Professor George Luther, Recipient of the Geochemical Society's 2004 Clair C. Patterson Award
In recognition of “his innovative research in environmental geochemistry,” UD marine chemist George Luther received the 2004 Clair C. Patterson Award at the Geochemical Society’s annual meeting on June 7 in Copenhagen, Denmark. It included a certificate, medal, and honorarium.
The award is named for the late Clair C. Patterson, a renowned geochemist from the California Institute of Technology. In addition to determining the Earth’s age as approximately 4.6 billion years old, Patterson raised public awareness of the pervasiveness of lead from human sources in the environment and its risks to human health, spurring the development of unleaded gasoline and lead-free paints.
Researchers from Canada, Europe, and the United States nominated Luther for the award, highlighting his “great talent in electrochemistry” and his development of new instrumentation to increase scientific understanding of the complex chemical oxidation and reduction processes that occur in ecosystems ranging from freshwater lakes to deep-sea hydrothermal vents.
With funding from the Delaware Sea Grant College Program and the National Science Foundation, Luther has pioneered the development of gold-tipped electrode sensors that can be used in both marine and freshwater environments to rapidly detect a host of chemical compounds that serve as key indicators of environmental health.
Luther has used the sensor to determine the cause of fish kills that have occurred in Torquay Canal and Bald Eagle Creek in Delaware. He eventually hopes to deploy the device from lighthouses in the Delaware Bay as part of a national ocean observing system.
The novel tool also has been adapted for use in the Black Sea, where Luther and his research team have used it to explore the chemistry of the nearly landlocked waterway, which contains the largest concentration of poisonous hydrogen sulfide in the world.
In another extreme environment — hydrothermal vents nearly 2 miles deep in the Pacific Ocean — the sensor is helping scientists search out heat-loving microbes. These microbes, believed to be among the oldest life forms on Earth, hold promise as biocatalysts in high-temperature industrial applications such as food processing and drug manufacturing.
Luther has been on the faculty of the UD College of Marine Studies since 1986 and was named the Maxwell P. and Mildred H. Harrington Professor of Marine Studies in 2000. He has published more than 165 scientific articles, advised 30 graduate students and postdoctoral fellows, and served as the college’s associate dean.

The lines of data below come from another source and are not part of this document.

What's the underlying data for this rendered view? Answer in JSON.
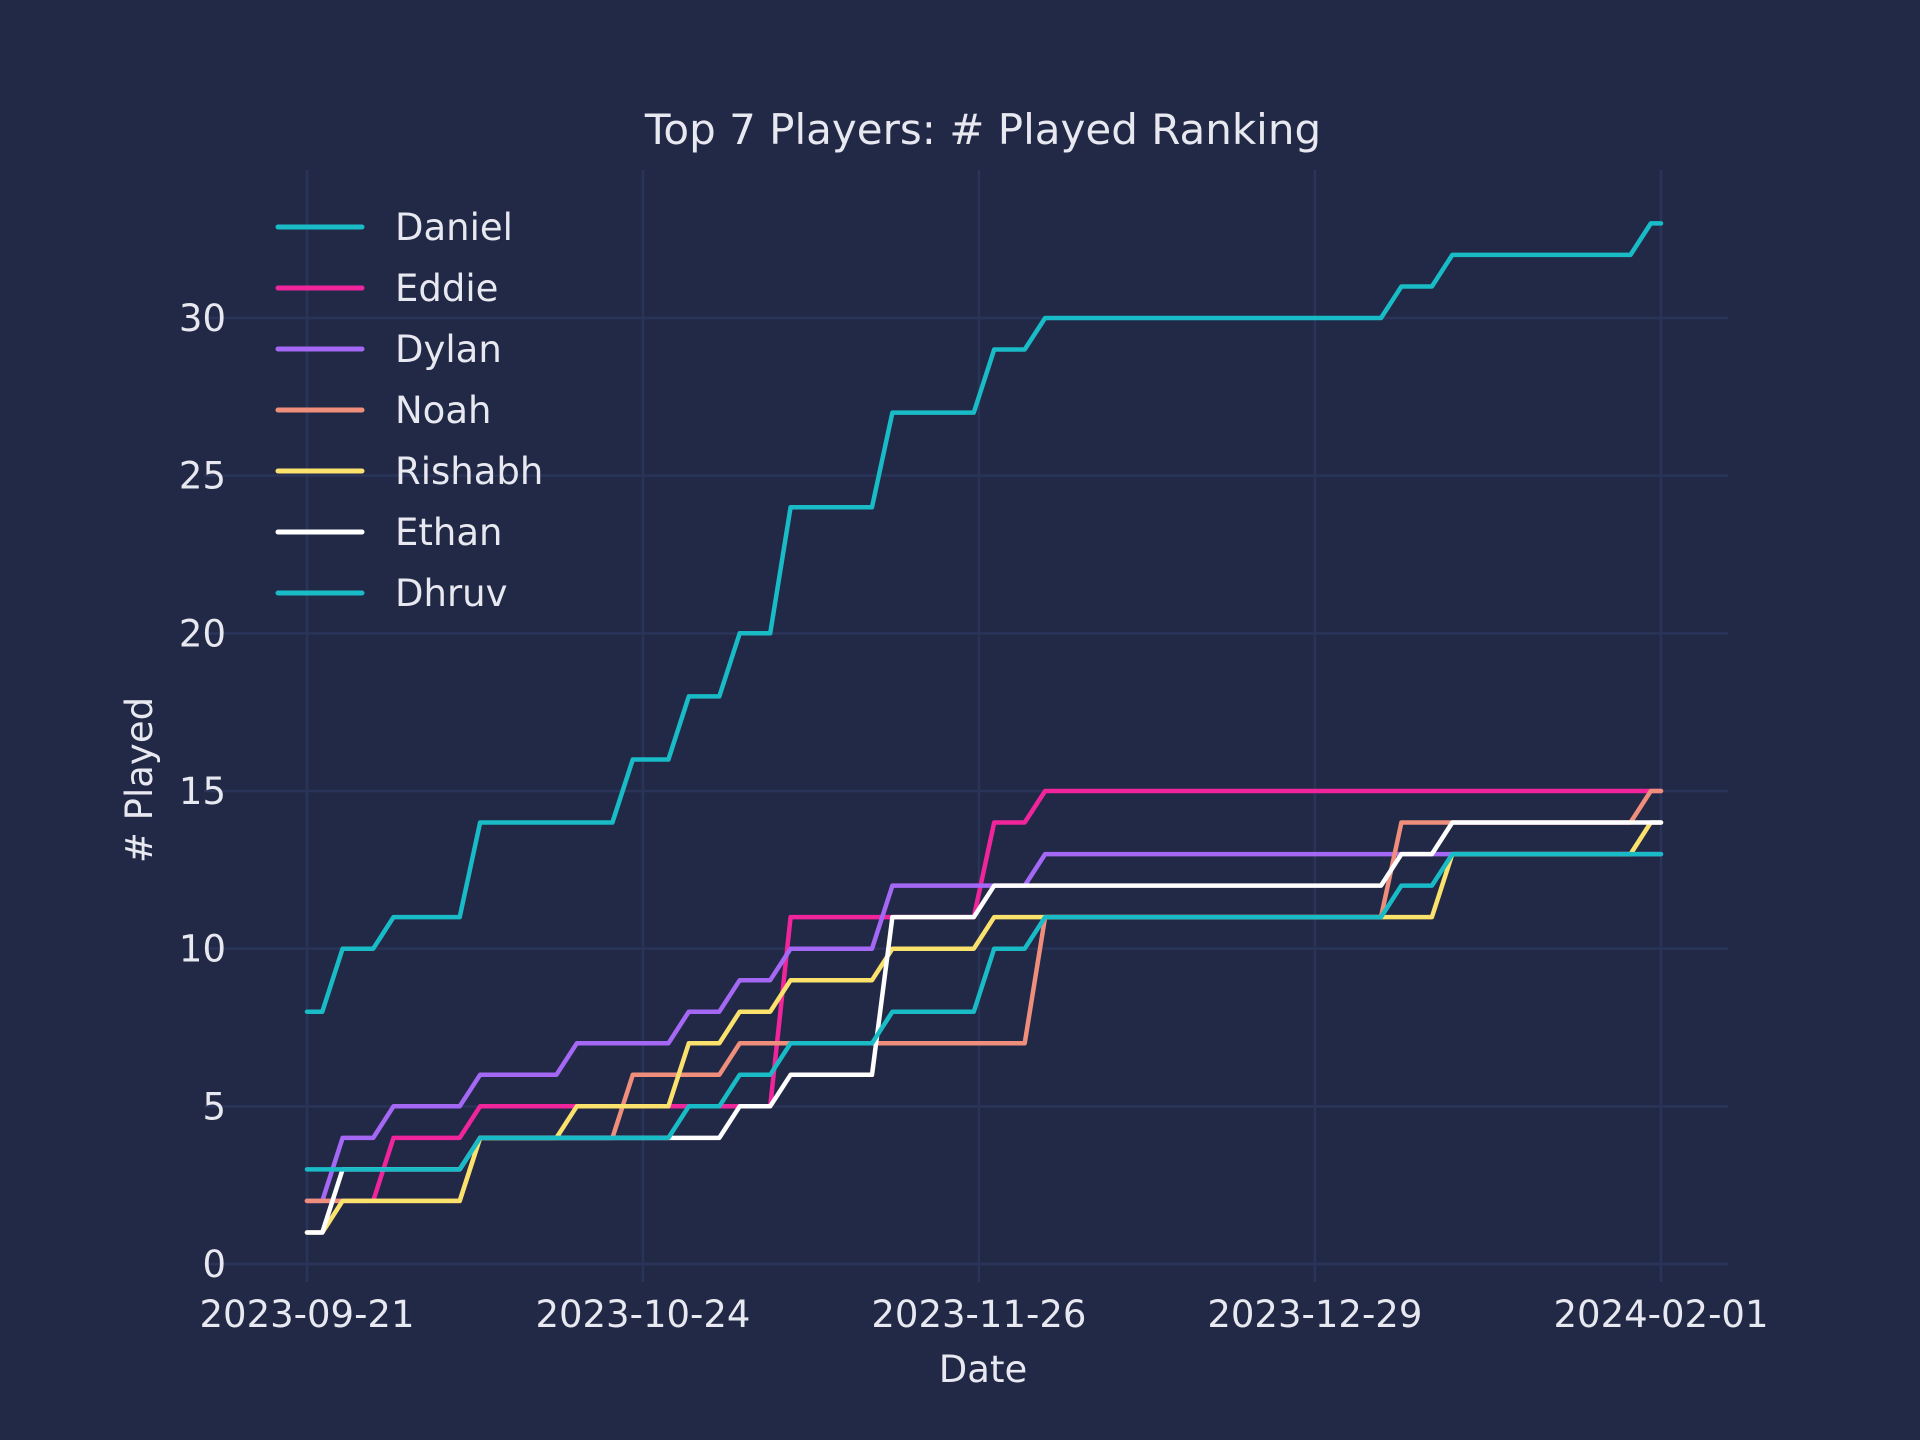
{
  "chart_data": {
    "type": "line",
    "title": "Top 7 Players: # Played Ranking",
    "xlabel": "Date",
    "ylabel": "# Played",
    "x": [
      "2023-09-21",
      "2023-09-26",
      "2023-10-01",
      "2023-10-06",
      "2023-10-08",
      "2023-10-14",
      "2023-10-19",
      "2023-10-25",
      "2023-10-30",
      "2023-11-04",
      "2023-11-09",
      "2023-11-14",
      "2023-11-19",
      "2023-11-24",
      "2023-11-29",
      "2023-12-04",
      "2023-12-09",
      "2023-12-14",
      "2023-12-19",
      "2023-12-24",
      "2023-12-29",
      "2024-01-03",
      "2024-01-08",
      "2024-01-13",
      "2024-01-18",
      "2024-01-23",
      "2024-01-28",
      "2024-02-01"
    ],
    "x_ticks": [
      "2023-09-21",
      "2023-10-24",
      "2023-11-26",
      "2023-12-29",
      "2024-02-01"
    ],
    "y_ticks": [
      0,
      5,
      10,
      15,
      20,
      25,
      30
    ],
    "ylim": [
      -0.3,
      34.6
    ],
    "grid": true,
    "legend_position": "top-left",
    "series": [
      {
        "name": "Daniel",
        "color": "#19bcc6",
        "values": [
          8,
          10,
          11,
          11,
          14,
          14,
          14,
          16,
          18,
          20,
          24,
          24,
          27,
          27,
          29,
          30,
          30,
          30,
          30,
          30,
          30,
          30,
          31,
          32,
          32,
          32,
          32,
          33
        ]
      },
      {
        "name": "Eddie",
        "color": "#f0259c",
        "values": [
          2,
          2,
          4,
          4,
          5,
          5,
          5,
          5,
          5,
          5,
          11,
          11,
          11,
          11,
          14,
          15,
          15,
          15,
          15,
          15,
          15,
          15,
          15,
          15,
          15,
          15,
          15,
          15
        ]
      },
      {
        "name": "Dylan",
        "color": "#a468f5",
        "values": [
          2,
          4,
          5,
          5,
          6,
          6,
          7,
          7,
          8,
          9,
          10,
          10,
          12,
          12,
          12,
          13,
          13,
          13,
          13,
          13,
          13,
          13,
          13,
          13,
          13,
          13,
          13,
          13
        ]
      },
      {
        "name": "Noah",
        "color": "#f08e7c",
        "values": [
          2,
          2,
          2,
          2,
          4,
          4,
          4,
          6,
          6,
          7,
          7,
          7,
          7,
          7,
          7,
          11,
          11,
          11,
          11,
          11,
          11,
          11,
          14,
          14,
          14,
          14,
          14,
          15
        ]
      },
      {
        "name": "Rishabh",
        "color": "#fbe26c",
        "values": [
          1,
          2,
          2,
          2,
          4,
          4,
          5,
          5,
          7,
          8,
          9,
          9,
          10,
          10,
          11,
          11,
          11,
          11,
          11,
          11,
          11,
          11,
          11,
          13,
          13,
          13,
          13,
          14
        ]
      },
      {
        "name": "Ethan",
        "color": "#ffffff",
        "values": [
          1,
          3,
          3,
          3,
          4,
          4,
          4,
          4,
          4,
          5,
          6,
          6,
          11,
          11,
          12,
          12,
          12,
          12,
          12,
          12,
          12,
          12,
          13,
          14,
          14,
          14,
          14,
          14
        ]
      },
      {
        "name": "Dhruv",
        "color": "#19bcc6",
        "values": [
          3,
          3,
          3,
          3,
          4,
          4,
          4,
          4,
          5,
          6,
          7,
          7,
          8,
          8,
          10,
          11,
          11,
          11,
          11,
          11,
          11,
          11,
          12,
          13,
          13,
          13,
          13,
          13
        ]
      }
    ]
  }
}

In 2002, the National Academy of Sciences appointed Luther to a five-year term on the U.S. National Committee for the International Union of Geodesy and Geophysics. The committee’s goals are to foster global interaction among the research community on issues ranging from climate change to the sustainability of freshwater resources, and to promote advances in geological sciences and technology at the international level.
He also is editor-in-chief of Aquatic Geochemistry, associate editor of Marine Chemistry and Geochemical Transactions, and a member of the geochemical editorial board of John Wiley & Sons, a major publisher of scientific and technical information.